In the Chinese patent 'an intelligent brain wave music wearable device (CN 201911179114.6) capable of adjusting mental state', brain wave characteristics such as period, amplitude, power and the like are mapped into sound length, pitch and sound intensity by using a parameter mapping method. However, this method has the following drawbacks: (1) The characteristics of period, amplitude and average power are not enough to represent the emotion contained in brain waves well; (2) It is difficult to find a good mapping function to map the features of brain waves into pitch, length and intensity. Resulting in messy music being generated, which is difficult to meet the music theory.
Disclosure of Invention
In order to solve the defects in the prior art, the invention provides an intelligent brain wave music earphone capable of interconnecting and interacting.
In order to achieve the aim of the invention, the invention provides an intelligent brain wave music earphone capable of interconnection and interaction, which comprises an electroencephalogram acquisition module, a mental state evaluation module, a brain wave music generation module, a brain wave music playing module and a communication module,
The electroencephalogram acquisition module is used for acquiring electroencephalogram signals of a user and preprocessing the electroencephalogram signals;
The mental state evaluation module is used for extracting delta, theta, alpha and beta four features from the preprocessed electroencephalogram signals through the artificial intelligence model, extracting mental emotion features, evaluating the mental state of a user according to the mental emotion features and obtaining emotion types of the user;
The brain wave music generation module is used for extracting characteristics of brain waves according to emotion types and the preprocessed brain wave signals and generating corresponding symbol music;
the brain wave music playing module is used for decoding and playing the symbolic music;
The communication module is used for realizing interconnection between the music earphone and/or realizing data transmission between the music earphone and other devices.
Further, the music earphone further comprises a power key, an indicator light and a bone conduction vibrator, wherein the power key is used for starting and performing functional operation, the indicator light is used for indicating the state of the intelligent earphone, and the bone conduction vibrator is used for enabling a user to hear brain wave music.
Further, the electroencephalogram acquisition module comprises a left frontal electrode for acquiring a left frontal electrode channel of a user, a right frontal electrode for acquiring a right frontal electrode channel of the user and a frontal midline electrode for acquiring a frontal midline channel of the user.
Further, in the preprocessing of the electroencephalogram signals, the preprocessing comprises denoising, amplifying, electrooculography removing, artifact removing and filtering operations on the electroencephalogram signals.

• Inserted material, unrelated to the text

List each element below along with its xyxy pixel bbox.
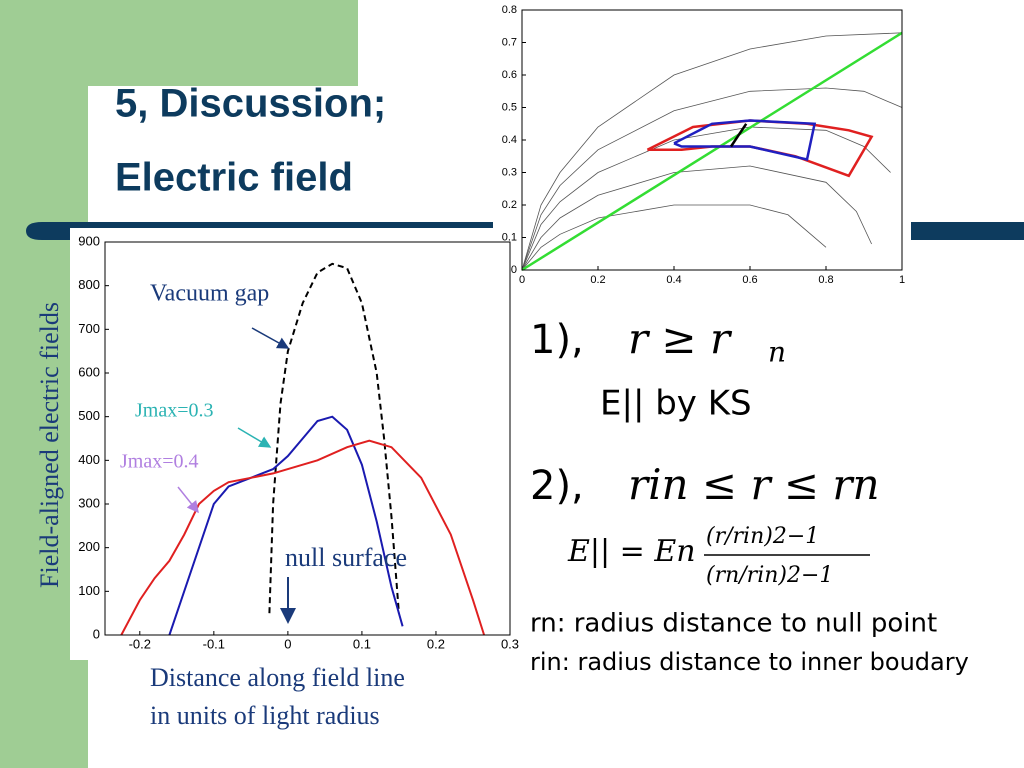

Further, in the emotion classification obtained by evaluating the mental state of the user, the PAD model is adopted to quantify emotion, and the artificial intelligent model is used for evaluating the mental state.
Further, the artificial intelligence model is any one of a long-short-time memory network, an attention mechanism class model and a time convolution network.
Further, the brain wave music generation module obtains corresponding symbol music by inputting the preprocessed brain electric signals and emotion categories into a symbol music generation model, wherein the symbol music generation model is any one of a convolutional neural network, a long-short-time memory network or a GPT model.
Further, the symbolic music generation model is obtained through pre-training and fine tuning, and the pre-training comprises the following steps: when the symbol music generation model is a convolutional neural network, the deconvolution neural network is used as a generator by using a training method for generating countermeasures, the convolutional neural network is used as a discriminator to pretrain the convolutional neural network, and when the symbol music generation model is a long-short-term memory network or a GPT model, the language model is used for pretraining; and (3) performing fine tuning on the pre-trained symbol music generation model on the music data set with the emotion labels.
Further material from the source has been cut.